The researchers propose that blocking the FadA-CDH11 interaction could interrupt this cycle. If the handshake between bacterium and receptor could be prevented—either by neutralizing FadA with antibodies, blocking CDH11 with antagonists, or disrupting the binding interface—then F. nucleatum could not establish infection in the lungs, and the downstream inflammatory cascade would not ignite. For COPD patients with concurrent oral infection, this could mean slowing disease progression and preserving lung function.
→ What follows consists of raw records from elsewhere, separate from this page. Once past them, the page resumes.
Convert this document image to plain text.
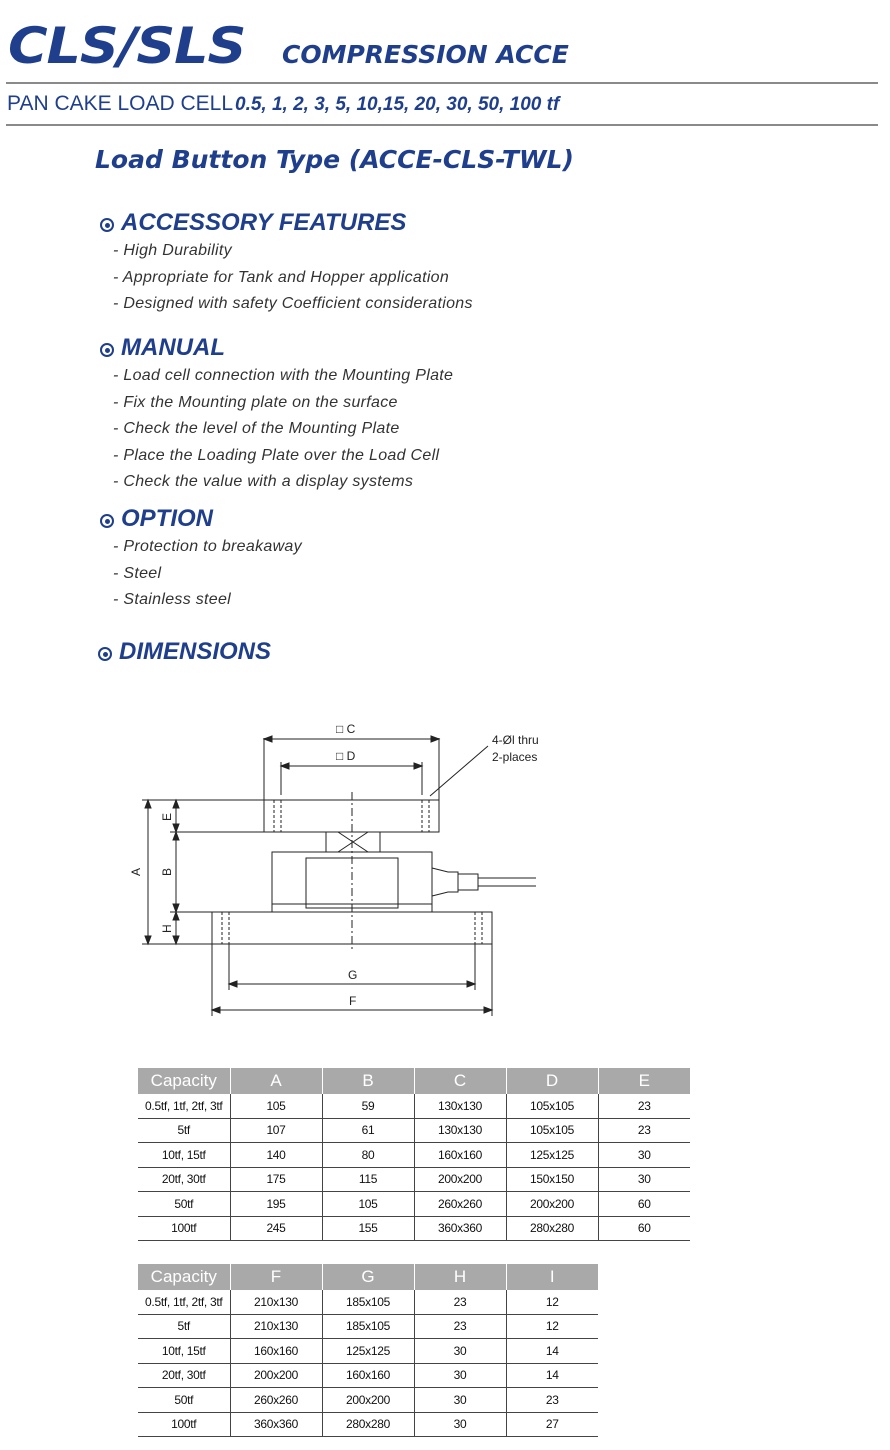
CLS/SLS COMPRESSION ACCE
PAN CAKE LOAD CELL 0.5, 1, 2, 3, 5, 10,15, 20, 30, 50, 100 tf
Load Button Type (ACCE-CLS-TWL)
ACCESSORY FEATURES
- High Durability
- Appropriate for Tank and Hopper application
- Designed with safety Coefficient considerations
MANUAL
- Load cell connection with the Mounting Plate
- Fix the Mounting plate on the surface
- Check the level of the Mounting Plate
- Place the Loading Plate over the Load Cell
- Check the value with a display systems
OPTION
- Protection to breakaway
- Steel
- Stainless steel
DIMENSIONS
□ C
□ D
4-Øl thru
2-places
A B
E
H
G
F
Capacity	A	B	C	D	E
0.5tf, 1tf, 2tf, 3tf	105	59	130x130	105x105	23
5tf	107	61	130x130	105x105	23
10tf, 15tf	140	80	160x160	125x125	30
20tf, 30tf	175	115	200x200	150x150	30
50tf	195	105	260x260	200x200	60
100tf	245	155	360x360	280x280	60
Capacity	F	G	H	I
0.5tf, 1tf, 2tf, 3tf	210x130	185x105	23	12
5tf	210x130	185x105	23	12
10tf, 15tf	160x160	125x125	30	14
20tf, 30tf	200x200	160x160	30	14
50tf	260x260	200x200	30	23
100tf	360x360	280x280	30	27
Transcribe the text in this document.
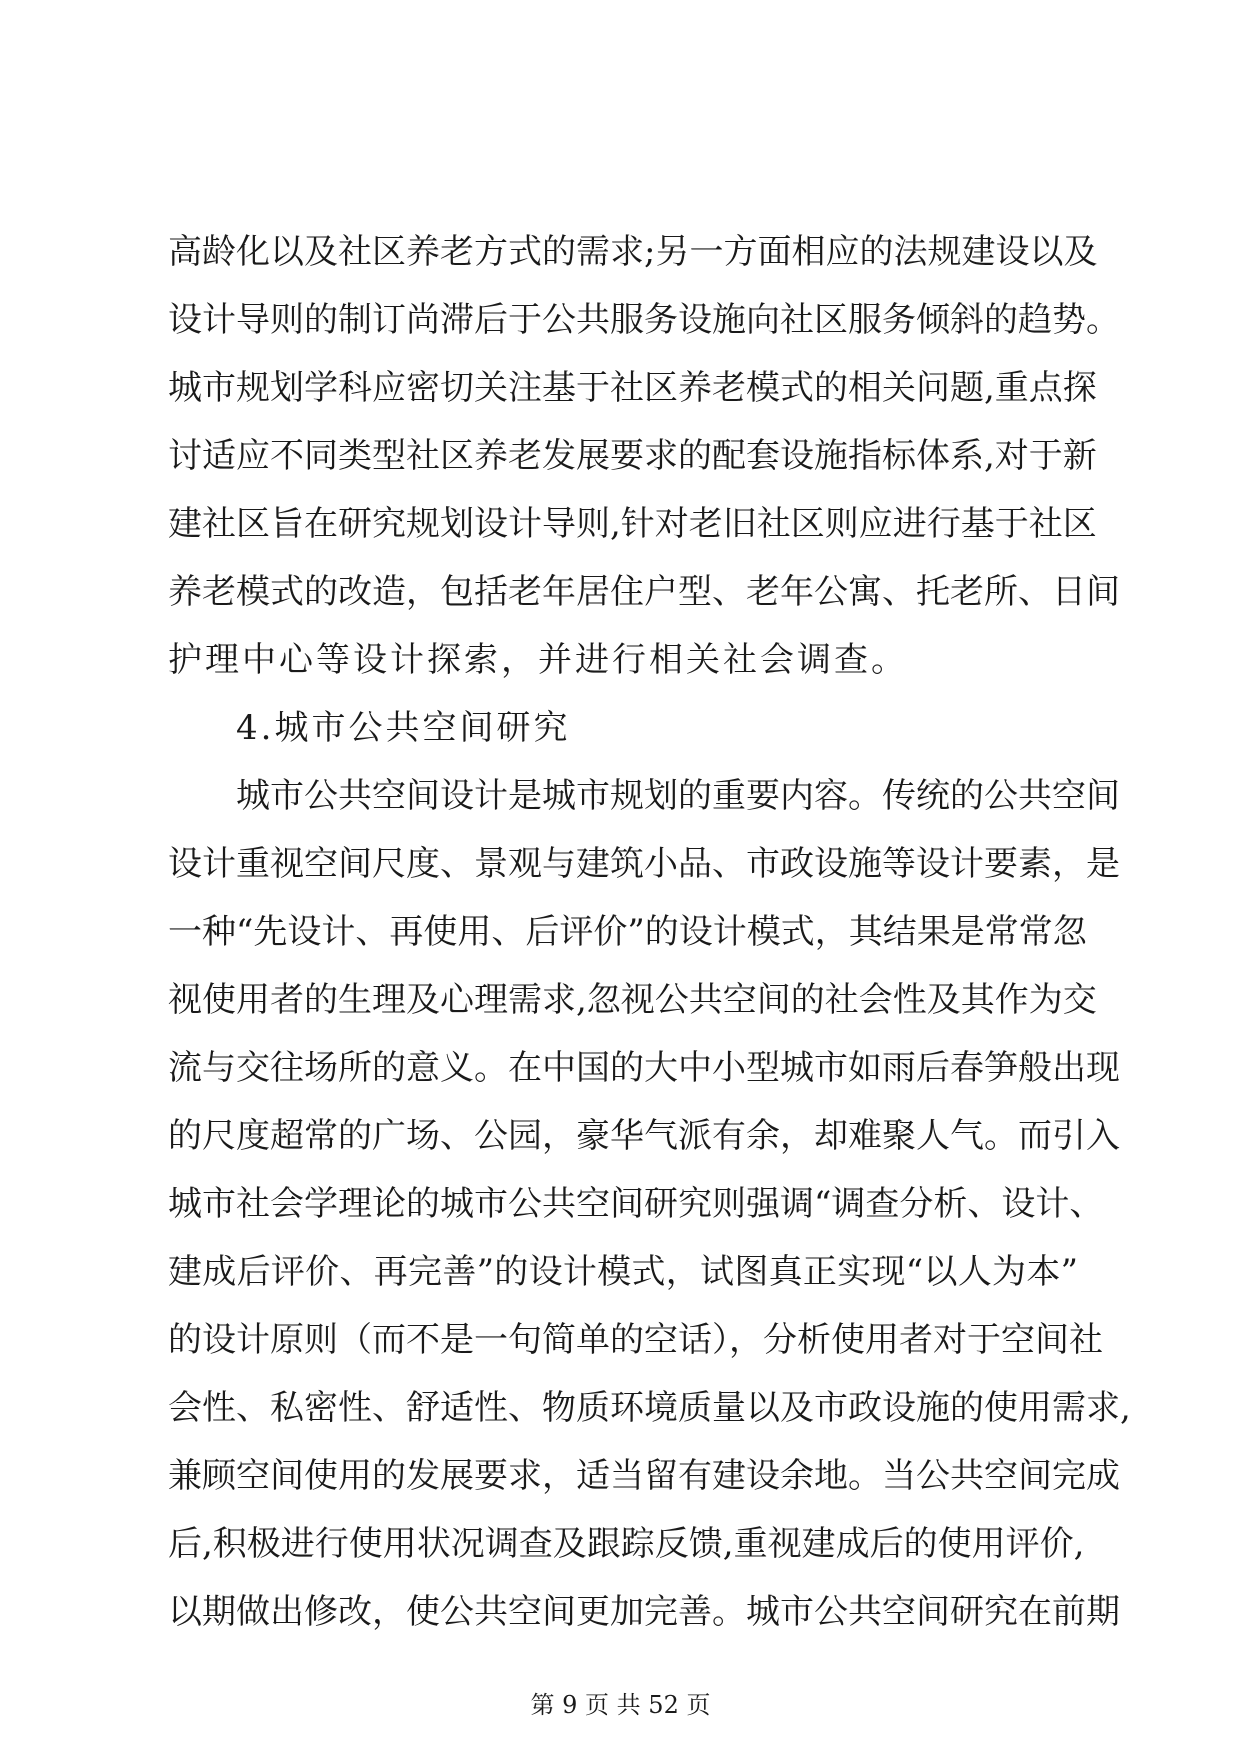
高龄化以及社区养老方式的需求;另一方面相应的法规建设以及
设计导则的制订尚滞后于公共服务设施向社区服务倾斜的趋势。
城市规划学科应密切关注基于社区养老模式的相关问题,重点探
讨适应不同类型社区养老发展要求的配套设施指标体系,对于新
建社区旨在研究规划设计导则,针对老旧社区则应进行基于社区
养老模式的改造，包括老年居住户型、老年公寓、托老所、日间
护理中心等设计探索，并进行相关社会调查。
4.城市公共空间研究
城市公共空间设计是城市规划的重要内容。传统的公共空间
设计重视空间尺度、景观与建筑小品、市政设施等设计要素，是
一种“先设计、再使用、后评价”的设计模式，其结果是常常忽
视使用者的生理及心理需求,忽视公共空间的社会性及其作为交
流与交往场所的意义。在中国的大中小型城市如雨后春笋般出现
的尺度超常的广场、公园，豪华气派有余，却难聚人气。而引入
城市社会学理论的城市公共空间研究则强调“调查分析、设计、
建成后评价、再完善”的设计模式，试图真正实现“以人为本”
的设计原则（而不是一句简单的空话），分析使用者对于空间社
会性、私密性、舒适性、物质环境质量以及市政设施的使用需求,
兼顾空间使用的发展要求，适当留有建设余地。当公共空间完成
后,积极进行使用状况调查及跟踪反馈,重视建成后的使用评价,
以期做出修改，使公共空间更加完善。城市公共空间研究在前期
第 9 页 共 52 页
The work highlights an unexpected connection between dental health and respiratory disease, and offers a concrete molecular target for future therapeutics.
Notable Quotes
Blocking the interaction between FadA and CDH11 can reduce inflammation, suggesting a promising new therapeutic strategy for slowing down COPD in patients infected with F. nucleatum.— Study authors
CDH11 is essential for this inflammatory signaling but dispensable for FadA-mediated p53 suppression, indicating a separate pathway for this oncogenic event.— Study authors
The Hearth Conversation Another angle on the story
So you've identified that this oral bacterium uses a protein called FadA to bind to a lung receptor called cadherin-11. But why does that matter clinically? People have bacteria in their mouths all the time.
The difference is that this particular bacterium, F. nucleatum, doesn't just sit there. When it reaches the lungs—through aspiration or translocation—it actively triggers inflammation. And the inflammation is severe enough to accelerate COPD, a disease that already kills three million people a year. We're not talking about colonization; we're talking about exacerbation.
You mentioned that CDH11 is upregulated in COPD lungs. Does the bacterium cause that upregulation, or does COPD itself cause it, and the bacterium just takes advantage?
That's the elegant part. Both happen. COPD lungs already have elevated CDH11. But when F. nucleatum or its FadA protein is present, CDH11 goes up even further. The bacterium is essentially amplifying its own receptor. It's a feedback loop that makes infection worse.
You blocked CDH11 and the inflammatory response disappeared. But FadA still suppressed p53. That's strange—why would the same protein have two different mechanisms?
It suggests that FadA has multiple functional domains or that it engages different pathways depending on context. The CDH11-mediated pathway drives inflammation through MAPK13/JUN. But p53 suppression might happen through a separate interaction, maybe with a different receptor or through a direct intracellular mechanism. We don't fully understand that pathway yet.
If you block this interaction therapeutically, what happens to the patient? Does the infection clear, or does it just become less inflammatory?
That's the critical question we haven't answered. Blocking FadA-CDH11 would prevent bacterial invasion and reduce inflammation. But whether the immune system can then clear the bacteria, or whether they persist in a dormant state, we don't know. You'd need animal models or clinical trials to find out.
What about patients who don't have periodontitis? Would this therapy help them?
Probably not directly. This mechanism is specific to F. nucleatum infection. If a COPD patient doesn't have this bacterium in their lungs, blocking FadA-CDH11 wouldn't change anything. But screening for F. nucleatum in COPD patients could identify a subset who might benefit from this targeted approach.